Mar 28, 2024  
2022-2023 Catalog 
    
2022-2023 Catalog [ARCHIVED CATALOG]

SO 203 - Capital: Origins of the Modern World System


Credit Hours: 3

This seminar involves a close and critical reading of volume one of Karl Marx’s Capital as a way into understanding the origins of the modern world system. Special attention will be paid to Marx’s integrated social science, the weaving together of sociology, economics, history and politics (and even philosophy), and to his extensive scholarship.

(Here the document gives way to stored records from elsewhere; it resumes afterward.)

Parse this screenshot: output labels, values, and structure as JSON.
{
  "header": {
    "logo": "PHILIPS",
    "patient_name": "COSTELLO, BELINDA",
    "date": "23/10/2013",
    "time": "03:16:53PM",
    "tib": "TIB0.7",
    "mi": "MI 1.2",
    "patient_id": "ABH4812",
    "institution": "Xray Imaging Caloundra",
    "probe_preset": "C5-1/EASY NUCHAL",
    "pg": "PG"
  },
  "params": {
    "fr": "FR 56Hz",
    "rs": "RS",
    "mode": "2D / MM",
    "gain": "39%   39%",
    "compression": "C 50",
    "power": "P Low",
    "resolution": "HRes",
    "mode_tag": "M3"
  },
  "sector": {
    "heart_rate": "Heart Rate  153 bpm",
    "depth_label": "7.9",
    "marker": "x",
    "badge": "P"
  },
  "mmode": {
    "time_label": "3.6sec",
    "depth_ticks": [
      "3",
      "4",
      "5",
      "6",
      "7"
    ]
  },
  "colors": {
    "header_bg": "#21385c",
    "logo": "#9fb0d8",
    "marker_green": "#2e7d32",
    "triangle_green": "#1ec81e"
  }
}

Indeed, Marx’s work in Capital is also studied as a model of scholarship.

Fulfills SUNY General Education – Social Sciences.

Course Outcomes
At the end of the course, the student should be able to explain:

  • categories such as exchange-value, use-value, value, and surplus value as distinguished from more commonsensical or mainstream terms such as worth, value, and price;
  • the historical development of exchange and money in the context of and as a consequence of major social transformations;
  • the development of the modern world system as a result of the decay of feudal social relations;
  • the role of historical periodization in social scientific thought;
  • the origins of the industrial and scientific/technological revolutions in the context of the modern world system;
  • the distinction between the characteristics of generalized commodity production from all previous historical periods in which commodities were produced;
  • why capitalism may be viewed as the most revolutionary social system in world history;
  • the relationship between capital accumulation and the development of 17th to 19th century colonialism;
  • a dialectical materialist approach to the development of knowledge and real relations;
  • the application of such concepts as negation and negation of the negation as they apply to social forces;
  • the role of abstraction in the development of new knowledge;
  • alienation in modern society;
  • commodity fetishism in modern society; and
  • historical materialist methodology as it applies to the analyses of social transformations.


Prerequisites: Any AN, EC, HI, SO course OR participation in the Honors program OR permission of the instructor.